The painting is marvelously successful. It is a portrait which as far as the likeness goes couldn't be better, and at the same time it seems to have an ideal quality. The colors glow, are supernatural; almost diabolical, I would call them.
The painter has put all his sufferings, his adoration, and all his execration into the picture.
* * * * *
Now he is painting me; we are alone together for several hours every day. To-day he suddenly turned to me with his vibrant voice and said: "You love this woman?"
"Yes."
"I also love her." His eyes were bathed in tears.

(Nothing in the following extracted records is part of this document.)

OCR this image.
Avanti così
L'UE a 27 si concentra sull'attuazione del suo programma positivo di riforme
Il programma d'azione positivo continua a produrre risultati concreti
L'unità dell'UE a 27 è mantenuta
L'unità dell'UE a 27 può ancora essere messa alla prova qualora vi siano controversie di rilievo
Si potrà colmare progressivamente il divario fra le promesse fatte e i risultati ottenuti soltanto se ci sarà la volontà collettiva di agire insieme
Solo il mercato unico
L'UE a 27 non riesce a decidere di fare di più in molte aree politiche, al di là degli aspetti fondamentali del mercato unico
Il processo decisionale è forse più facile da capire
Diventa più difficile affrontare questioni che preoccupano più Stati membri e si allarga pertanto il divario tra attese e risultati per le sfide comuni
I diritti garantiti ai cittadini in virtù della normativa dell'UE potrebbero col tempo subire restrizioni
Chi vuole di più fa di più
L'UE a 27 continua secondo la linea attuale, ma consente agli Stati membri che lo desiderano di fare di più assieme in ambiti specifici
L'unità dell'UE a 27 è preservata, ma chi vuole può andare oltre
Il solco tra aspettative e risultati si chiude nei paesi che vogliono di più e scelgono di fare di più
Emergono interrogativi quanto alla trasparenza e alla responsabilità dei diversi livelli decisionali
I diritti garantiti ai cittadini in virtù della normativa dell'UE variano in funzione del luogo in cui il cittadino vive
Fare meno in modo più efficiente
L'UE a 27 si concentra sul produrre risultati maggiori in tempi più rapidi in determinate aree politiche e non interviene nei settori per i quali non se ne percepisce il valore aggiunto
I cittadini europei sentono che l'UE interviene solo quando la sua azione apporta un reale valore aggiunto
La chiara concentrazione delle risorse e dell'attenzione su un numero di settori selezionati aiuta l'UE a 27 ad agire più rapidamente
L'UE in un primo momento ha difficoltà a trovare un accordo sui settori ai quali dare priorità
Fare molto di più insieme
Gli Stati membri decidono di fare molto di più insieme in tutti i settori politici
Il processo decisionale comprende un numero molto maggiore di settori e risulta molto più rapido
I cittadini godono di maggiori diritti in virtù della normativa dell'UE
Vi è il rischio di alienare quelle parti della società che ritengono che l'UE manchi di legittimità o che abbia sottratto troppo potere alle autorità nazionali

He remained silent for a while, and continued painting.
"We have a mountain at home in Germany within which she dwells," he murmured to himself. "She is a demon."
* * * * *
The picture is finished. She insisted on paying him for it, munificently, in the manner of queens.
"Oh, you have already paid me," he said, with a tormented smile, refusing her offer.
Before he left, he secretly opened his portfolio, and let me look inside. I was startled. Her head looked at me as if out of a mirror and seemed actually to be alive.
"I shall take it along," he said, "it is mine; she can't take it away from me. I have earned it with my heart's blood."